Segurança condominial
Segurança condominial: o que muda quando o risco entra pela portaria
Muro alto, câmera e portaria blindada resolvem a invasão pela força. O problema é que o criminoso moderno não invade — ele é convidado a entrar, de uniforme, com ordem de serviço em mãos.
Segurança física já não é suficiente
A maior parte do orçamento de segurança de um condomínio brasileiro vai para barreira física: concreto, cerca elétrica, CFTV, clausura, guarita blindada. É um investimento necessário — e insuficiente. Esse conjunto foi desenhado para impedir quem tenta entrar sem autorização. Não faz nada contra quem entra com autorização.
Os criminosos evoluíram. Um percentual relevante das ocorrências graves em condomínios de médio e alto padrão envolve alguém que já havia estado no local antes, legitimamente, prestando algum serviço: manutenção, entrega, obra, limpeza, instalação, mudança. O reconhecimento do alvo é feito de dentro, com crachá.
As camadas de uma segurança condominial madura
Uma operação bem estruturada trabalha em quatro camadas complementares. Falha em qualquer uma delas e as outras perdem eficácia:
- Perímetro: muros, cercas, iluminação, sensores e monitoramento por câmeras.
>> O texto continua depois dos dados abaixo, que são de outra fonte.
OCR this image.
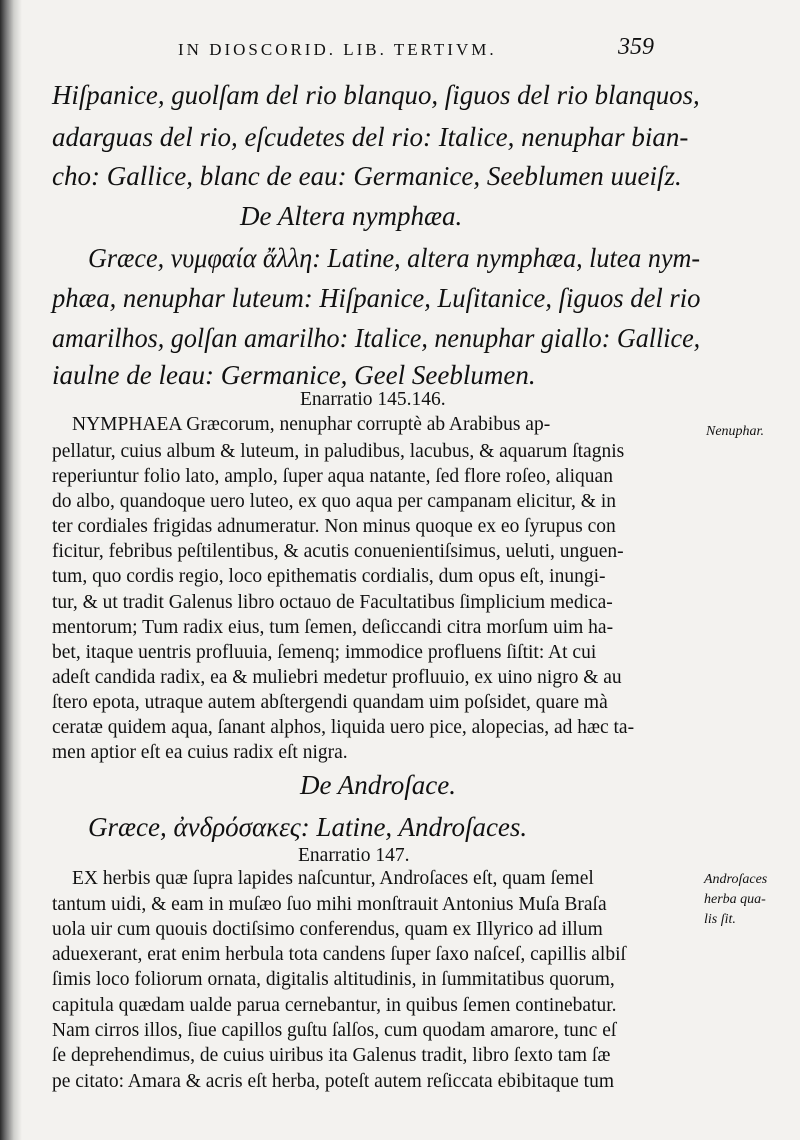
IN DIOSCORID. LIB. TERTIVM.	359
Hiſpanice, guolſam del rio blanquo, ſiguos del rio blanquos,
adarguas del rio, eſcudetes del rio: Italice, nenuphar bian-
cho: Gallice, blanc de eau: Germanice, Seeblumen uueiſz.
De Altera nymphæa.
Græce, νυμφαία ἄλλη: Latine, altera nymphæa, lutea nym-
phæa, nenuphar luteum: Hiſpanice, Luſitanice, ſiguos del rio
amarilhos, golſan amarilho: Italice, nenuphar giallo: Gallice,
iaulne de leau: Germanice, Geel Seeblumen.
Enarratio 145.146.
NYMPHAEA Græcorum, nenuphar corruptè ab Arabibus ap-
pellatur, cuius album & luteum, in paludibus, lacubus, & aquarum ſtagnis
reperiuntur folio lato, amplo, ſuper aqua natante, ſed flore roſeo, aliquan
do albo, quandoque uero luteo, ex quo aqua per campanam elicitur, & in
ter cordiales frigidas adnumeratur. Non minus quoque ex eo ſyrupus con
ficitur, febribus peſtilentibus, & acutis conuenientiſsimus, ueluti, unguen-
tum, quo cordis regio, loco epithematis cordialis, dum opus eſt, inungi-
tur, & ut tradit Galenus libro octauo de Facultatibus ſimplicium medica-
mentorum; Tum radix eius, tum ſemen, deſiccandi citra morſum uim ha-
bet, itaque uentris profluuia, ſemenq; immodice profluens ſiſtit: At cui
adeſt candida radix, ea & muliebri medetur profluuio, ex uino nigro & au
ſtero epota, utraque autem abſtergendi quandam uim poſsidet, quare mà
ceratæ quidem aqua, ſanant alphos, liquida uero pice, alopecias, ad hæc ta-
men aptior eſt ea cuius radix eſt nigra.
De Androſace.
Græce, ἀνδρόσακες: Latine, Androſaces.
Enarratio 147.
EX herbis quæ ſupra lapides naſcuntur, Androſaces eſt, quam ſemel
tantum uidi, & eam in muſæo ſuo mihi monſtrauit Antonius Muſa Braſa
uola uir cum quouis doctiſsimo conferendus, quam ex Illyrico ad illum
aduexerant, erat enim herbula tota candens ſuper ſaxo naſceſ, capillis albiſ
ſimis loco foliorum ornata, digitalis altitudinis, in ſummitatibus quorum,
capitula quædam ualde parua cernebantur, in quibus ſemen continebatur.
Nam cirros illos, ſiue capillos guſtu ſalſos, cum quodam amarore, tunc eſ
ſe deprehendimus, de cuius uiribus ita Galenus tradit, libro ſexto tam ſæ
pe citato: Amara & acris eſt herba, poteſt autem reſiccata ebibitaque tum
Nenuphar.
Androſaces
herba qua-
lis ſit.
- Acesso: guarita, clausura, cadastro de visitantes, biometria, leitura de documento.
- Inteligência: saber quem é a pessoa que está sendo autorizada a entrar — histórico, ocorrências, mandados, vínculos.
- Procedimento: treinamento da equipe, protocolo de escalonamento, registro auditável de cada decisão.
A camada de inteligência é a que quase nenhum condomínio tem. É exatamente onde o crime organizado se aloja.
Reincidência: por que o histórico importa
Dados do Departamento Penitenciário Nacional (Depen) e do Conselho Nacional de Justiça apontam taxas de reincidência criminal no Brasil na faixa de 37,6% a 42,5%. Em termos práticos: entre quatro pessoas com passagem criminal que passam pela sua portaria, há probabilidade estatística relevante de que ao menos uma volte a delinquir.
Isso não significa presumir culpa nem barrar automaticamente quem tem histórico. Significa que a equipe de segurança precisa ter o contexto do risco na mão — no momento da entrada, não depois da ocorrência.
Inteligência de dados aplicada à portaria
O Condomínio Blindado aplica Inteligência Artificial sobre bases públicas e fontes web para consultar o histórico criminal de prestadores de serviço que tentam acessar o condomínio. Em 95% dos casos, o retorno acontece em até 60 segundos.
Não instalamos câmeras nem equipamentos. A plataforma é um sistema de consulta acessível de qualquer computador com internet — ou integrada diretamente ao sistema de controle de acesso já usado pelo condomínio. Quando há risco, geramos um alerta inteligente para a equipe de segurança decidir, caso a caso, dentro da lei e em conformidade com a LGPD.
Checklist para o gestor de segurança
- Todo prestador é identificado com documento antes de entrar?
- O cadastro é validado, ou só transcrito do que a pessoa informou?
- Existe consulta de histórico criminal antes da liberação?
- A portaria sabe o que fazer quando um alerta é gerado?
- Cada decisão de acesso fica registrada de forma auditável?
- O processo está documentado e aderente à LGPD?